Andy Gorton

Personal information
- Full name: Andrew Gorton
- Date of birth: 23 September 1966 (age 59)
- Place of birth: Salford, England
- Height: 5 ft 11 in (1.80 m)
- Position: Goalkeeper

Youth career
- Oldham Athletic

Senior career*
- Years: Team / Apps / (Gls)
- 1985–1988: Oldham Athletic / 26 / (0)
- 1986–1987: → Stockport County (loan) / 14 / (0)
- 1988: → Tranmere Rovers (loan) / 1 / (0)
- 1988–1989: Stockport County / 34 / (0)
- 1989: Lincoln City / 20 / (0)
- 1989–1990: Glossop North End
- 1990: Oldham Athletic / 0 / (0)
- 1991–1992: Crewe Alexandra / 3 / (0)
- Witton Albion
- Mossley
- 1992–1993: Bury / 0 / (0)
- 1993: → Altrincham (loan)

= Andy Gorton =

English footballer

Andrew Gorton (born 23 September 1966) is an English former professional football goalkeeper. He played in the Football League for Oldham Athletic, Stockport County, Tranmere Rovers, Lincoln City and Crewe Alexandra.

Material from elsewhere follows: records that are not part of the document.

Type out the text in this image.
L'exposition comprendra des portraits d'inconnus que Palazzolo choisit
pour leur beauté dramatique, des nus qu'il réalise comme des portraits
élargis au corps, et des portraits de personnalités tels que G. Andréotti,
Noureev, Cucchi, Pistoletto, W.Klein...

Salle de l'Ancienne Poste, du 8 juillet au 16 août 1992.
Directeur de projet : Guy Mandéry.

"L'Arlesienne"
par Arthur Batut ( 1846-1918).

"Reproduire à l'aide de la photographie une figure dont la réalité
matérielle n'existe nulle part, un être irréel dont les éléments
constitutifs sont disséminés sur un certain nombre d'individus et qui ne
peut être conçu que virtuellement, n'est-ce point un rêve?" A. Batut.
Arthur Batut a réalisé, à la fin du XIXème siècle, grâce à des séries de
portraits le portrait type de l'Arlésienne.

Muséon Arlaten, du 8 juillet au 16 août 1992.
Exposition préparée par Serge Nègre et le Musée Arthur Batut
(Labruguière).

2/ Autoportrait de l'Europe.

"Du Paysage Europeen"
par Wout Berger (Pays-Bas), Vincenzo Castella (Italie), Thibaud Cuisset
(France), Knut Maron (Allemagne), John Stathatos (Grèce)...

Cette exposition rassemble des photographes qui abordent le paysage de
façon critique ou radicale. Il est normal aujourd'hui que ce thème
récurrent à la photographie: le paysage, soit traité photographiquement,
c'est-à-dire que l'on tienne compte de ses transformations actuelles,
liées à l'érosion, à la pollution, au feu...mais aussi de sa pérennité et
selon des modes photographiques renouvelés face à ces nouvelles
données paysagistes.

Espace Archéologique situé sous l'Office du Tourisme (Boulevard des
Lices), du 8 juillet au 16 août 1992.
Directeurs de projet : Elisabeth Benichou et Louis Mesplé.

Gorton was born in Salford and joined Oldham Athletic as an apprentice. He progressed to their first team, eventually replacing Andy Goram when he left for Rangers. He had loan spells with Stockport County and Tranmere Rovers before leaving Oldham to join Stockport in 1988. At the end of the 1988–89 season he joined Lincoln City, but was transferred after 20 games, joining non-league Glossop North End for their club record fee paid of £3000 in 1989. He rejoined Oldham Athletic in 1990, again for a fee of £3000, but moved on to Crewe Alexandra on non-contract terms without appearing in the league for Oldham. He played three times for Crewe before joining Witton Albion. Gorton moved from Witton to Mossley playing four times during the 1991–92 season.

He later joined Bury, from where he was on loan to Altrincham in May 1993.